Now that the data is collected, stored, and parsed it's finally time to browse through the reports in the Umbraco backoffice.
The data is visualized in two parts in Umbraco:
The Umbraco Engage section gives an overview of all data that is recorded. The data is visualized for the entire installation and all pages and visitors. These reports give a perfect overview on a top level.
For more detailed reports on an individual page (Umbraco node), you can go to the Analytics Content app.
All the data for the reports are generated nightly at 4:00 AM (configurable). During this process all the relational data is turned into a star scheme for quick reporting in the different Umbraco Engage sections.

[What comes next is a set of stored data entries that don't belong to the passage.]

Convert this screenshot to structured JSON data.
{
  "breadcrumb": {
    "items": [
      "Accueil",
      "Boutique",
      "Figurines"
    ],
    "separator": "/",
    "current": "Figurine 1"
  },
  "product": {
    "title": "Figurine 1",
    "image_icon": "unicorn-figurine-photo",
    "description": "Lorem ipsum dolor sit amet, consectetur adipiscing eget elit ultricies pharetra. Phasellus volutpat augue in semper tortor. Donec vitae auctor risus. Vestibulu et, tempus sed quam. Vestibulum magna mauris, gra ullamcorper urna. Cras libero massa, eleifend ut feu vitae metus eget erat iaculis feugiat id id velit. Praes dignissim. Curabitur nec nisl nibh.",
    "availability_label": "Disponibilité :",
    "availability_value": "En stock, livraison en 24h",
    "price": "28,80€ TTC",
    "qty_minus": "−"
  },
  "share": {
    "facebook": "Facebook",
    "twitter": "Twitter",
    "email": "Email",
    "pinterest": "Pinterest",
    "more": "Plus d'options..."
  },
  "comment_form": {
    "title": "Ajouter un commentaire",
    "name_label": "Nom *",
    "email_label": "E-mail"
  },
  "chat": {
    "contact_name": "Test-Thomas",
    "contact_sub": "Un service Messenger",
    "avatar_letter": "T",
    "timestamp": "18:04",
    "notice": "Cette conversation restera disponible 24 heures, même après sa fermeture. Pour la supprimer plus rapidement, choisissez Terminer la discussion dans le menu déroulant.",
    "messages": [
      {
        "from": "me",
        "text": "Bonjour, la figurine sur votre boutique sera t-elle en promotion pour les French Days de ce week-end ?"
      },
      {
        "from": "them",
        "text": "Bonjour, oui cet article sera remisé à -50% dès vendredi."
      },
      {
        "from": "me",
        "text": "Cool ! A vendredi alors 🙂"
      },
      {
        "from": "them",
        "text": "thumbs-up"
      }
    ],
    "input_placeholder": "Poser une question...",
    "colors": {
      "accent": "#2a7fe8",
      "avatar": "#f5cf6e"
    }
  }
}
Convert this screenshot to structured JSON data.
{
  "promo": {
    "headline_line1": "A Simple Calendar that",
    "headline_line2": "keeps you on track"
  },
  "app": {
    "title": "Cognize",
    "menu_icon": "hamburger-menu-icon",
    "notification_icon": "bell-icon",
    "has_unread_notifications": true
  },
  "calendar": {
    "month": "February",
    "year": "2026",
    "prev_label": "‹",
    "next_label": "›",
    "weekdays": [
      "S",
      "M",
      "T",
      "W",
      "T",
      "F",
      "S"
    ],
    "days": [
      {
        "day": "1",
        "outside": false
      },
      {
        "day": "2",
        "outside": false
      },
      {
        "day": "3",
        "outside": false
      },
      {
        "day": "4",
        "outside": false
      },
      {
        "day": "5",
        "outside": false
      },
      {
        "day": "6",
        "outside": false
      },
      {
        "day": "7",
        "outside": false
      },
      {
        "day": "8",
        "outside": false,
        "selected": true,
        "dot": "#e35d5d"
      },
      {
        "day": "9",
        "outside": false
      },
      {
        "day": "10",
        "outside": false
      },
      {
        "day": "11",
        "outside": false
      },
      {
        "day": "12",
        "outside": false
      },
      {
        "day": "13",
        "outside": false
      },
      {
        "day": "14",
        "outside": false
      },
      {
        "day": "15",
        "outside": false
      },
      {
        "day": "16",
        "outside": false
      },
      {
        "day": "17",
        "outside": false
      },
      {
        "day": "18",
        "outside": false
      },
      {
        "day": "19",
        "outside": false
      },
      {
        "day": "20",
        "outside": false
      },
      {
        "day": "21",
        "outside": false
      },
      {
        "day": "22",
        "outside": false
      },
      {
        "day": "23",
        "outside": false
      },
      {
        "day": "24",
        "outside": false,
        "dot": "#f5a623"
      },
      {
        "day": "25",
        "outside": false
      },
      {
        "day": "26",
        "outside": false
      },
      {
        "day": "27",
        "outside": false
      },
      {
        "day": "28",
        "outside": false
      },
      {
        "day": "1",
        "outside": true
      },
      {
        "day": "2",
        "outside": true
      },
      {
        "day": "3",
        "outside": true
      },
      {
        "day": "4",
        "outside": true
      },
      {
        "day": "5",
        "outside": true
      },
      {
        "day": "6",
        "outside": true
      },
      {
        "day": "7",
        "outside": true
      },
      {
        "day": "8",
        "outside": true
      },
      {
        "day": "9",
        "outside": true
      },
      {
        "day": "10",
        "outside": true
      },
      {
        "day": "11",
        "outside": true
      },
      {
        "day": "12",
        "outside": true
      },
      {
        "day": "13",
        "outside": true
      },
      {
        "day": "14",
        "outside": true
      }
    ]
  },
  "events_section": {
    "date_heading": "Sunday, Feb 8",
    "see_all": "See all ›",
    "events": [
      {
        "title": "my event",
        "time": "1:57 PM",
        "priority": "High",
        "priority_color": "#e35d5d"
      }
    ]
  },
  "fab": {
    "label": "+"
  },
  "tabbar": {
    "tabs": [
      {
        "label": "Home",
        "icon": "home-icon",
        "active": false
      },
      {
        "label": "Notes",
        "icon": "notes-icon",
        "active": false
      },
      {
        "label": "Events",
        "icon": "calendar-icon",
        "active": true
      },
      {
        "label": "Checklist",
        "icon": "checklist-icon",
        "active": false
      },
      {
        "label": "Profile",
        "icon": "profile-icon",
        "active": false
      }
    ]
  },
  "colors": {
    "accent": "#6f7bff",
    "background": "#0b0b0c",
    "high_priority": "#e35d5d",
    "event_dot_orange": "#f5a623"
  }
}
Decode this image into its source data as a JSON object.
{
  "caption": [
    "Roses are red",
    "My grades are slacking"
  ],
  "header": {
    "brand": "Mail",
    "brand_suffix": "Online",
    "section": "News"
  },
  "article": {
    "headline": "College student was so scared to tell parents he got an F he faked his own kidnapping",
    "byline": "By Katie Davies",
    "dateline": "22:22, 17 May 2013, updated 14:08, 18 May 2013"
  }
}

On this page you can find information about Data parsing and how to store the data in a normalized and efficiant way.
Now that the data is persisted in the database it is time for the next step.
There is a background process constantly running on the webserver to check whether there are unprocessed pageviews in memory or records in the table umbracoEngageAnalyticsRawClientSideData.
The records in the table umbracoEngageAnalyticsRawClientSideData can be identified because the column processingStarted is NULL
.
If the background process finds unprocessed pageviews in memory or one of these unprocessed records it fetches the rows of data and starts processing it. Once it has finished processing it updates the record in the table by setting values in the columns 'processingFinished' and 'processingMachine'.
When the data is fetched Umbraco Engage will perform some different actions:
All data is stored in a normalized way in the tables with the prefix: umbracoEngageAnalytics.
For example; each browser is only stored once in the table umbracoEngageAnalyticsBrowser and each browser version is stored once in the table umbracoEngageAnalyticsBrowserVersion.
The session is now related to the primary key ID of the browser version instead of storing the full-text string. This way, data can be queried effortlessly and is stored more efficiently (only an integer per browser instead of a text string).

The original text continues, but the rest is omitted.